Dal from Minar Restaurant at Connaught Place was among his favourite dishes. Jaitley once told this reporter how when he travelled to New York, he would have Indian dishes from a specific restaurant in Manhattan delivered to his hotel.
Bowling for the Supreme Court Bar Association team in 2005
His love for good gossip earned him many friends among journalists. But, as scribes are themselves notoriously gossipy, this trait also earned him enemies.
From Emergency to Parliament
Jaitley went to St Xavier’s, and chose science in school, believing he wanted to be an engineer. Later, he joined the bachelor of commerce course at Shri Ram College of Commerce of Delhi University.

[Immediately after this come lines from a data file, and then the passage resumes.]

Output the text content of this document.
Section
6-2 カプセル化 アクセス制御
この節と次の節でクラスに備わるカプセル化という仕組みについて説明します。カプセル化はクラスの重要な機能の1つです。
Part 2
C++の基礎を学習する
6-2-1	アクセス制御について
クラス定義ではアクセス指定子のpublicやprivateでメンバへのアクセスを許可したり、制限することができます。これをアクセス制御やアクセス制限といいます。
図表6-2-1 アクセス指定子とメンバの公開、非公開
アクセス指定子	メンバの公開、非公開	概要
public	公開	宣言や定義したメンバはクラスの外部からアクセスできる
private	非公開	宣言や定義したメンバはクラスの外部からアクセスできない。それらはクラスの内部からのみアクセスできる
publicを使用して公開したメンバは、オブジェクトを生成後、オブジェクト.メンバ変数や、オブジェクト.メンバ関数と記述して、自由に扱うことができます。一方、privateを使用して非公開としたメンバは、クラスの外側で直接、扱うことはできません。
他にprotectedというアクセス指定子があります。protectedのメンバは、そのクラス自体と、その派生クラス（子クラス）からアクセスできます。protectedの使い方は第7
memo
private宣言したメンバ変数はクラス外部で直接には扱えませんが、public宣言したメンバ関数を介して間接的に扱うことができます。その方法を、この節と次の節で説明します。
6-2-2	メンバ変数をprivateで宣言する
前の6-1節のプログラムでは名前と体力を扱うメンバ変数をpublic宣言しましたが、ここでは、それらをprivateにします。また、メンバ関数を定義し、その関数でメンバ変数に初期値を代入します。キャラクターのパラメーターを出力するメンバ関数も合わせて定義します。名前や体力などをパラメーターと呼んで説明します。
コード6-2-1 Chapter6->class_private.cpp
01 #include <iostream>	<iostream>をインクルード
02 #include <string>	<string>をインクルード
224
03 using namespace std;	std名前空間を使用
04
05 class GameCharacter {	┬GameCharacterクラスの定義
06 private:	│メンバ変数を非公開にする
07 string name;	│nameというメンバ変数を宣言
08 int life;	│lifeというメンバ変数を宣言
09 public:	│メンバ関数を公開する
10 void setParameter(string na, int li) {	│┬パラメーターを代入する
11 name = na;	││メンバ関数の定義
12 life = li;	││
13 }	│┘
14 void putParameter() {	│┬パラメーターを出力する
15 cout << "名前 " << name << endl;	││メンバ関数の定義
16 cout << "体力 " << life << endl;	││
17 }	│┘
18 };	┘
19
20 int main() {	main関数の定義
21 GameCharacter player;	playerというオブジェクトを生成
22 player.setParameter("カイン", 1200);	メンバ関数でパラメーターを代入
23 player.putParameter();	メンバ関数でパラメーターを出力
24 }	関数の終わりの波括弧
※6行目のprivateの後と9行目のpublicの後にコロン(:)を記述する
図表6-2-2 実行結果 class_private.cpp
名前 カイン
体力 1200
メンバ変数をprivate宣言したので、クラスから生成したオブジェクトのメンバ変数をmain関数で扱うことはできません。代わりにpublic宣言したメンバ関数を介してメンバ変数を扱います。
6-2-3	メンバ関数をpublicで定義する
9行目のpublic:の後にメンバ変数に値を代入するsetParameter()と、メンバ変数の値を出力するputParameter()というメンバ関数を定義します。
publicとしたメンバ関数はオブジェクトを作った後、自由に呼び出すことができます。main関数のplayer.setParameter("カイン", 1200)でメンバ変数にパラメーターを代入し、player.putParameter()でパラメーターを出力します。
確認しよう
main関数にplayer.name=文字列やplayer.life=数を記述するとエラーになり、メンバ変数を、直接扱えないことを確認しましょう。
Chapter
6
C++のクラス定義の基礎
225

It was during his college days that he learned to read a balance sheet — and plunged into politics. He had already become an activist of the Akhil Bharatiya Vidyarthi Parishad (ABVP), the youth wing of the Bharatiya Jana Sangh.
He had already contested the college union elections and the ABVP wanted him to stand for the Delhi University Students’ Union polls. But then, the Emergency happened.
“You are required to give legal opinion on a couple of cases,” he once said. “But 90 per cent of your time is spent meeting brief-less lawyers who want to be appointed state counsel.”
He was also the information and broadcasting minister briefly; he described the experience in a sentence: “It’s a ministry for Doordarshan that nobody watches anyway.” As commerce minister he did not have enough time to remove the Congress stamp.
Celebrating India’s victory over Pakistan in Karachi, in 2004, with Congress leader Priyanka Gandhi
It was the Ministry of Disinvestment that had really occupied him. He vowed to make a real change if the National Democratic Alliance ever came to power again, he said in 2004.
Jaitley was also a rock for Narendra Modi when the future PM decided to nudge BJP patriarch L K Advani out of the way and make a bid for the top job. He also drew up the blueprint to protect Modi from Delhi’s chattering classes. Modi also sought his advice on various matters — though not in all, such as the first Budget of his government presented.
In the electoral battle, Jaitley had missed success. But, in the Modi government, he was the mentor — he groomed half a dozen of those who became ministers. Some remembered, others did not — Jaitley seemed to care little. He concentrated on getting BJP re-elected, a target he achieved in his lifetime.